Daughter of Zeus and Demeter, I find Persephone to be a rather interesting goddess. Technically, she resides over both life and death. First, she was goddess of spring—the season of renewal and life. Not even summer can compete with the abundance of fresh beginnings that take place during spring. Then, she was abducted by none other than Hades, keeper of the Underworld, where he presides over the dead. Uh, talk about star-crossed.


The story goes…


Hades fell in love with Persephone and conspired to steal her away from her mother. While the young Persephone was wandering a field, gathering wild flowers, she was abducted by Hades. Demeter was not paying enough attention to her daughter—as she was a grown woman by then—and Hades swept her away into the Underworld.


Demeter discovered her daughter was missing and went in a frantic search for her. The goddess even disguised herself as an ugly old hag before she found where Persephone had been taken. Furious, she goes to Zeus to ask for his help. Little did Demeter know that it was in fact Persephone’s father, Zeus, who gave the young goddess to his brother, Hades, as a bride.


When Zeus refused to help, Demeter withdrew her role as goddess (residing over the harvest and agriculture) and buried herself in her grief. The world was plunged into famine, forcing Zeus to step in and save the day. Zeus convinced Hades to let Persephone go so that she could return to her mother on Olympus.


However, Hades offers Persephone a meal before she leaves and the young goddess relents enough to eat a few pomegranate seeds. Up to this point, she had fasted. You see, if she ate anything, she would have to return to the Underworld and, as such, to Hades. Thus, Persephone would spend two-thirds of the year with her mother and the remainder of the year with her husband, Hades, in the Underworld. As a result of her mourning, Demeter refused to let crops grow during the part of the year Persephone is with Hades.

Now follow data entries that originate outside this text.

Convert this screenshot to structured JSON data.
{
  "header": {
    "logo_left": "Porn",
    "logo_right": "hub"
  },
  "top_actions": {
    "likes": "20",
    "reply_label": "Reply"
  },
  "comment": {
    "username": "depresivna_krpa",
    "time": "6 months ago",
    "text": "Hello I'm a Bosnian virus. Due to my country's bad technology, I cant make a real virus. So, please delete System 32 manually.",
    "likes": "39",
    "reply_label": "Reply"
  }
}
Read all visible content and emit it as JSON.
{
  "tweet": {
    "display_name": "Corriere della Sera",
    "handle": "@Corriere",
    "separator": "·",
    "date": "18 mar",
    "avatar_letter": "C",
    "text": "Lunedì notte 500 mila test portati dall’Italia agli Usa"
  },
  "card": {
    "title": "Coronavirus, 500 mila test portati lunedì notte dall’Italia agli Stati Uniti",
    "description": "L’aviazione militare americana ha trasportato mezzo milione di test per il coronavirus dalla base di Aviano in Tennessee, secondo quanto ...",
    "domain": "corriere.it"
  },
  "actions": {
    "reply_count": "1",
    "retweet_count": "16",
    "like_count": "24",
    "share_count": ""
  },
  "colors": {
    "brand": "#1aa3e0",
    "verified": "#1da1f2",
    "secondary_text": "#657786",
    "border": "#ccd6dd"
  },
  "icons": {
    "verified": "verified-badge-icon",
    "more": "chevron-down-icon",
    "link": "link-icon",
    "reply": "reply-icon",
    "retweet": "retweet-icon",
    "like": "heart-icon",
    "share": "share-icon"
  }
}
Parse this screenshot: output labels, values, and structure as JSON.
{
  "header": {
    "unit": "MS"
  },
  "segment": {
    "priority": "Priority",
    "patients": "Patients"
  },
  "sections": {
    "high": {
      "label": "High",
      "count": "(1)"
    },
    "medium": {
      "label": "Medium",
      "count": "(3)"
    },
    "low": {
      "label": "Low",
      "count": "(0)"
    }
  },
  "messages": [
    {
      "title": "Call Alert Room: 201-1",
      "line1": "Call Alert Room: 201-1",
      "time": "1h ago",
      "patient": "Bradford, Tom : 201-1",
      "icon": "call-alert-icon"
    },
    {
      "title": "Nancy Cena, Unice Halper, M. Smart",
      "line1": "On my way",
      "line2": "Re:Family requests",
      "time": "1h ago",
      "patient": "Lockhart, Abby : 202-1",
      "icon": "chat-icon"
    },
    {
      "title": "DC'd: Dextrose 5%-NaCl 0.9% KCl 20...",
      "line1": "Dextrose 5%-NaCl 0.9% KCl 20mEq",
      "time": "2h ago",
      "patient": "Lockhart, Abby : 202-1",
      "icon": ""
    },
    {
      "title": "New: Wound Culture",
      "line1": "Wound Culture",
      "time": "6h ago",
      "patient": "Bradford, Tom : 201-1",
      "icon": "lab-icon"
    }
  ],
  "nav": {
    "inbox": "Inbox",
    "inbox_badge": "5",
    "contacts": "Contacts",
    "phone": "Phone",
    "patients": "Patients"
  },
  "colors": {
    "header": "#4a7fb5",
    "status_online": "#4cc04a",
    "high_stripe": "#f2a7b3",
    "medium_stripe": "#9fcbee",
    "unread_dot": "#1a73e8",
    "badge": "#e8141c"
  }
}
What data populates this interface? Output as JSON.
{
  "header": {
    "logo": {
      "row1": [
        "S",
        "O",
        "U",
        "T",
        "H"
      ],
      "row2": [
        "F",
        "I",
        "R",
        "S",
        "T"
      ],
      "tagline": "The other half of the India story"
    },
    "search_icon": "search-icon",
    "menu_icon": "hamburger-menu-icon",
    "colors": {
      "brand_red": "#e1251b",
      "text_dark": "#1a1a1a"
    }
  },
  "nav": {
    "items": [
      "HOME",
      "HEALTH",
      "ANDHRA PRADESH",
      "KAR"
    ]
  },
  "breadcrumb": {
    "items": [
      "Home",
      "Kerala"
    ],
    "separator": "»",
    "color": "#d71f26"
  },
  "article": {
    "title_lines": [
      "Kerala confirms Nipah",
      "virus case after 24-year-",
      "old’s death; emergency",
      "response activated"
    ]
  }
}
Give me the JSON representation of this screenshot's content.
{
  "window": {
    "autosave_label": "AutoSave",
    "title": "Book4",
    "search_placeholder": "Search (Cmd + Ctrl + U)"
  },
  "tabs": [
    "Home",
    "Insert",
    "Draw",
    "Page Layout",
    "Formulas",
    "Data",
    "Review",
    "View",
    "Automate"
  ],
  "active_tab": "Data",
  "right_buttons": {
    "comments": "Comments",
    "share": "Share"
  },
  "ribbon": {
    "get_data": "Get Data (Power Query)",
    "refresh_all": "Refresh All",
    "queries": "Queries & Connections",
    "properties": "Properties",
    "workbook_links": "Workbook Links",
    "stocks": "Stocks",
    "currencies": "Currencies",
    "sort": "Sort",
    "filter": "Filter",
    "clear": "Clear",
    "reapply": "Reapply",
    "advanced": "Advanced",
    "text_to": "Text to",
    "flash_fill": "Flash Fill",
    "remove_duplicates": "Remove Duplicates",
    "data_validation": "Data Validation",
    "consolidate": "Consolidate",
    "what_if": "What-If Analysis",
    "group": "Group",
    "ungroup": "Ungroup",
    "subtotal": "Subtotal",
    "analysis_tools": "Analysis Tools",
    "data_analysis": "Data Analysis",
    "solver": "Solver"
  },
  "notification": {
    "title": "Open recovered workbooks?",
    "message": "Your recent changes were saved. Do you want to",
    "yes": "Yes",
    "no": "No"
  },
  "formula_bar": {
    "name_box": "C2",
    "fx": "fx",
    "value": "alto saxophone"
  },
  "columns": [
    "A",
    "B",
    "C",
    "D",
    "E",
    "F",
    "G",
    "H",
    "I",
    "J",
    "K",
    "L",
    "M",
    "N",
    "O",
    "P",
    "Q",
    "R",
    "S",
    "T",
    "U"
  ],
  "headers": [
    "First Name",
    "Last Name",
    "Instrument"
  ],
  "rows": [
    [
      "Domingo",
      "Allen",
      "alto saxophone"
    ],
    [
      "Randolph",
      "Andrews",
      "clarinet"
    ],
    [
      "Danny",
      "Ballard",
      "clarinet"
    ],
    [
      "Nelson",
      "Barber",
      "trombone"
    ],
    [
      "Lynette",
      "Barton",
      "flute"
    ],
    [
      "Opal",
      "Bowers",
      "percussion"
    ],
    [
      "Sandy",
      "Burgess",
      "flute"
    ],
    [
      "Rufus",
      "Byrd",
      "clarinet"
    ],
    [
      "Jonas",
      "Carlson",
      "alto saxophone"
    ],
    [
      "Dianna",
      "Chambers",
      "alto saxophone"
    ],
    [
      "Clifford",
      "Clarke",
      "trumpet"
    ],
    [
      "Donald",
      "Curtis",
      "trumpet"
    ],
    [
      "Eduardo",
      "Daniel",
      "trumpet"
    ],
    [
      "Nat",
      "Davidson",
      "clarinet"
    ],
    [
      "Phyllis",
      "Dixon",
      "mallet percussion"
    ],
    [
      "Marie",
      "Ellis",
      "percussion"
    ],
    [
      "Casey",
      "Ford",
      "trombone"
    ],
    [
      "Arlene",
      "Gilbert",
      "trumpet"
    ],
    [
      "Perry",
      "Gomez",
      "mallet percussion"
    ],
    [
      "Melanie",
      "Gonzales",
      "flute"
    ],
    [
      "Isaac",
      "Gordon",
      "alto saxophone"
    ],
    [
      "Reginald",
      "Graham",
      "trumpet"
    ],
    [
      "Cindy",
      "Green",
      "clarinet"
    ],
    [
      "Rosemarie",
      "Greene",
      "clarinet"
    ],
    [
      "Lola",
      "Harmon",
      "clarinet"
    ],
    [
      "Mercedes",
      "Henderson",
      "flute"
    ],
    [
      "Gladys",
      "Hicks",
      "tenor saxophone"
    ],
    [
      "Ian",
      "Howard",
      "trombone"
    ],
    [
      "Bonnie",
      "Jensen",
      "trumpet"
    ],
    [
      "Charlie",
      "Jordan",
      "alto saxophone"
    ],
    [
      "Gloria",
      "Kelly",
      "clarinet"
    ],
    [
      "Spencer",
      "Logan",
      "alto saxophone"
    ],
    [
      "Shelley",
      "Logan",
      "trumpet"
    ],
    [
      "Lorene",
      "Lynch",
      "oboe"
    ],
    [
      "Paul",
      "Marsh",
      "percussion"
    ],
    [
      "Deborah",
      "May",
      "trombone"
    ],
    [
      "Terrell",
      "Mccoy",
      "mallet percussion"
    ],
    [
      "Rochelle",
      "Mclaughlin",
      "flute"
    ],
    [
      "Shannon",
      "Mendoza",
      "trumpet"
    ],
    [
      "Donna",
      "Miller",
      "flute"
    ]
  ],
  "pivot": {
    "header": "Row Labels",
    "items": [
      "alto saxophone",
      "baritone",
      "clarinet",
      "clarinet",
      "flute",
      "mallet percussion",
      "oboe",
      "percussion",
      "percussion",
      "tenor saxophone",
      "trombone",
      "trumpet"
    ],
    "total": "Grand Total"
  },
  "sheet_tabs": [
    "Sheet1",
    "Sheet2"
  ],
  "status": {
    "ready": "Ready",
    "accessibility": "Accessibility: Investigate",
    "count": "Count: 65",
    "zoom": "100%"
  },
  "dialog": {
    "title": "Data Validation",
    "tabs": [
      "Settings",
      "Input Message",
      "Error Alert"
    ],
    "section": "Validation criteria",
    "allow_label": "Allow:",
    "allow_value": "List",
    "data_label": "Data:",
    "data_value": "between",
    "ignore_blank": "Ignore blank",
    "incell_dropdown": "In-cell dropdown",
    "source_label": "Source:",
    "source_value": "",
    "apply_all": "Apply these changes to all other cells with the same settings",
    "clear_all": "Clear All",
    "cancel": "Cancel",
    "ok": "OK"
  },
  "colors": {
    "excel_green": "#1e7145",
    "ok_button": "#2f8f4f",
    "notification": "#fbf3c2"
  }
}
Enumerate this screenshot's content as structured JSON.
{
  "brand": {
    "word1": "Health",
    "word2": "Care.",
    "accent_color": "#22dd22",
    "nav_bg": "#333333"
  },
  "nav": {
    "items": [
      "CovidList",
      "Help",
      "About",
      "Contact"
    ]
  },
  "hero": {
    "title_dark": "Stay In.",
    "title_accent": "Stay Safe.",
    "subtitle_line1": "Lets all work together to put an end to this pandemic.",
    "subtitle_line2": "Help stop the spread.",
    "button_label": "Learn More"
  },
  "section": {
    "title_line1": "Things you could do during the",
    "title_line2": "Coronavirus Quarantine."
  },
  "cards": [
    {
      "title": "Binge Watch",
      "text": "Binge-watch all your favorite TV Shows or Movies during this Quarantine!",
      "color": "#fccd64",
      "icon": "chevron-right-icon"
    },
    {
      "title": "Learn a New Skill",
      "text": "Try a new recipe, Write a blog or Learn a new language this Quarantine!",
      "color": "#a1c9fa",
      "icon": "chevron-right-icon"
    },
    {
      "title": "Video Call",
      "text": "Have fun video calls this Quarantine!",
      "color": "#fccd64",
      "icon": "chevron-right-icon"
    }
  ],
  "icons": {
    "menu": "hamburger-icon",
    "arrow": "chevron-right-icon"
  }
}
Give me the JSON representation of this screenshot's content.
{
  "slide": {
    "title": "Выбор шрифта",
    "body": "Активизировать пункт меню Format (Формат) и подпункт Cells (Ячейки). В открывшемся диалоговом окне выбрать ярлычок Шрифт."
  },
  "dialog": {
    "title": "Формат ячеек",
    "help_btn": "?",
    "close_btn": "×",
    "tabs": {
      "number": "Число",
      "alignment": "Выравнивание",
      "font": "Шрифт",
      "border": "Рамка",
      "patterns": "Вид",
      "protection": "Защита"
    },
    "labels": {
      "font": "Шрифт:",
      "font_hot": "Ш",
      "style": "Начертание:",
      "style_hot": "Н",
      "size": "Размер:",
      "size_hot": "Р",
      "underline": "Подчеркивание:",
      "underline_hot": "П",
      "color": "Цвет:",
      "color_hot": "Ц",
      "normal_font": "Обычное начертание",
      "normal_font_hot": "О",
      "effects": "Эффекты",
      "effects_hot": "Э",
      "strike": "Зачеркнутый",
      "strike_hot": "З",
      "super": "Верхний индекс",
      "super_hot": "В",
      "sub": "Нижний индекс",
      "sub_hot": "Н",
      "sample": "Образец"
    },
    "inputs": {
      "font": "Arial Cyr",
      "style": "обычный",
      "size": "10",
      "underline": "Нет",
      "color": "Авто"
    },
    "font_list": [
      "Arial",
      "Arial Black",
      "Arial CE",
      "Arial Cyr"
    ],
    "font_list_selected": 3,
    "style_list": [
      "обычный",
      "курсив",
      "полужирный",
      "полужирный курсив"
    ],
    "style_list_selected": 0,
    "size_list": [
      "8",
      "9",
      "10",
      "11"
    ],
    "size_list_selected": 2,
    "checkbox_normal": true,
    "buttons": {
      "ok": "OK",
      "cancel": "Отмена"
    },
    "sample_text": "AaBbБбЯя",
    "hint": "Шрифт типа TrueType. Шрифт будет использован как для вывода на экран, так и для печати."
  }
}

The obvious correlation with this myth is the change of season, where part of the year is barren and the other full of new life. Some, however, relate it to a young girl becoming a woman. I mean, you have to wonder. After all the time Persephone spent with Hades, refusing to eat a scrap of food, why, oh why, would she relent just before she makes her escape?


I think, perhaps she grew fond of her husband-to-be and knew she would never be able to return if she didn’t take a little bite of some fruit. Look back carefully, it is the only choice the young goddess makes in the entire sordid tale.


Zeus basically gives her away in an arranged marriage and Demeter refuses to part with her daughter. While you could argue that she was looking out for her as any good mother would, I find myself wondering if it wasn’t for her own selfish purposes. Would she have let Persephone stay with Hades if the young goddess chose to remain with him? Would she have given her daughter a choice in the matter? Maybe Persephone knew she would never have a choice. Either her father would force her to marry Hades or her mother would force her to remain by her side forever. Eating those pomegranate seeds was her way of choosing for herself.


What do you think? Choice, coincidence, or was it merely that Persephone was hungry? Either way, it certainly makes for an interesting tale.